В голову лезли только два варианта. Первый, и самый сложный, найти саму маму, но до воскресенья это казалось пока невероятным. Я не мог просто так заявиться к себе домой или в дом к своим бабушке с дедушкой. Помимо засады гулу там могла быть установлена милицейская. Особенно в связи с новыми трупами, которыми был усеян маршрут моего передвижения. Честно говоря, я уже и сам сбился со счета, сколько трупов могли на меня повесить. К тому же смысла идти к себе домой никакого: моя мама также разыскивается милицией.

Второй вариант мне виделся более реальным — прочесать всю районную библиотеку, ее хранилище. Периодика, как правило, хранится в нескольких экземплярах, должна же быть еще одна подшивка «Трибуны труда». Да и Тоня слезно уверяла Обухову, что к пяти найдет подшивку… Я собрал все газеты в стопку и уже собрался отнести их обратно библиотекарше, но меня остановил громкий топот по лестничным площадкам, постоянный скрип и стуканье библиотечной двери, очередные всхлипы и громкие женские голоса.
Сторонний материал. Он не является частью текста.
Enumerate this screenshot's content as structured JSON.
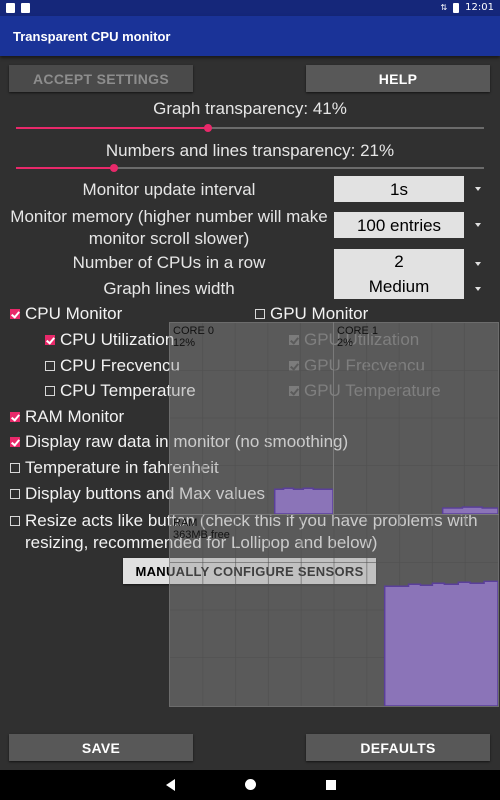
{
  "statusbar": {
    "time": "12:01"
  },
  "app": {
    "title": "Transparent CPU monitor"
  },
  "buttons": {
    "accept": "ACCEPT SETTINGS",
    "help": "HELP",
    "manual": "MANUALLY CONFIGURE SENSORS",
    "save": "SAVE",
    "defaults": "DEFAULTS"
  },
  "sliders": {
    "graph_label": "Graph transparency: 41%",
    "graph_value": 41,
    "numbers_label": "Numbers and lines transparency: 21%",
    "numbers_value": 21
  },
  "settings": {
    "update_interval_label": "Monitor update interval",
    "update_interval_value": "1s",
    "memory_label": "Monitor memory (higher number will make monitor scroll slower)",
    "memory_value": "100 entries",
    "cpus_row_label": "Number of CPUs in a row",
    "cpus_row_value": "2",
    "line_width_label": "Graph lines width",
    "line_width_value": "Medium"
  },
  "checkboxes": {
    "cpu_monitor": "CPU Monitor",
    "gpu_monitor": "GPU Monitor",
    "cpu_utilization": "CPU Utilization",
    "cpu_frequency": "CPU Frecvencu",
    "cpu_temperature": "CPU Temperature",
    "gpu_utilization": "GPU Utilization",
    "gpu_frequency": "GPU Frecvencu",
    "gpu_temperature": "GPU Temperature",
    "ram_monitor": "RAM Monitor",
    "raw_data": "Display raw data in monitor (no smoothing)",
    "fahrenheit": "Temperature in fahrenheit",
    "buttons_max": "Display buttons and Max values",
    "resize": "Resize acts like button (check this if you have problems with resizing, recommended for Lollipop and below)"
  },
  "monitors": {
    "core0_label": "CORE 0",
    "core0_value": "12%",
    "core1_label": "CORE 1",
    "core1_value": "2%",
    "ram_label": "RAM",
    "ram_value": "363MB free"
  },
  "colors": {
    "accent": "#e8296a",
    "app_bar": "#1a3398",
    "graph_fill": "#8b74b8",
    "graph_line": "#5a3f9a"
  }
}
— Успокойся! Я сказала, успокойся! Это жизнь! Держи, держи себя в руках, — чей-то властный голос к кому-то обращался, а вслед ему слышалось завывание, всхлипыванье и очередная порция топанья по кафелю. Через несколько минут все стихло.

Я постоял еще некоторое время с газетами в руках (что там, черт побери, произошло?) и стал осторожно спускаться. Помявшись несколько секунд перед дверью в библиотеку, я наконец набрался смелости, вошел в коридор и направился в отдел периодики. Там сидела другая женщина, значительно старше Тони. Я сразу узнал эту библиотекаршу — еще в школе я часто донимал ее, постоянно изучая всевозможные географические карты, сидя до самого закрытия библиотеки и не позволяя ей уйти домой ни на минуту раньше окончания рабочего дня. Первым желанием было тут же выйти, но она меня уже увидела.

— Принесли газеты?

— А? Да. Брал, вот принес обратно.

— Положите сюда, — она была чем-то взволнованна и, похоже, не узнала меня. — Ваша фамилия?

— Мне тетя Тоня так дала подшивку. Я не записан, скоро в расположение училища надо ехать. И нужно было посмотреть из истории района информацию.

— Хорошо. Положите газеты.

— Здесь одна газета испорчена. Мне нужна такая же за шестьдесят девятый год.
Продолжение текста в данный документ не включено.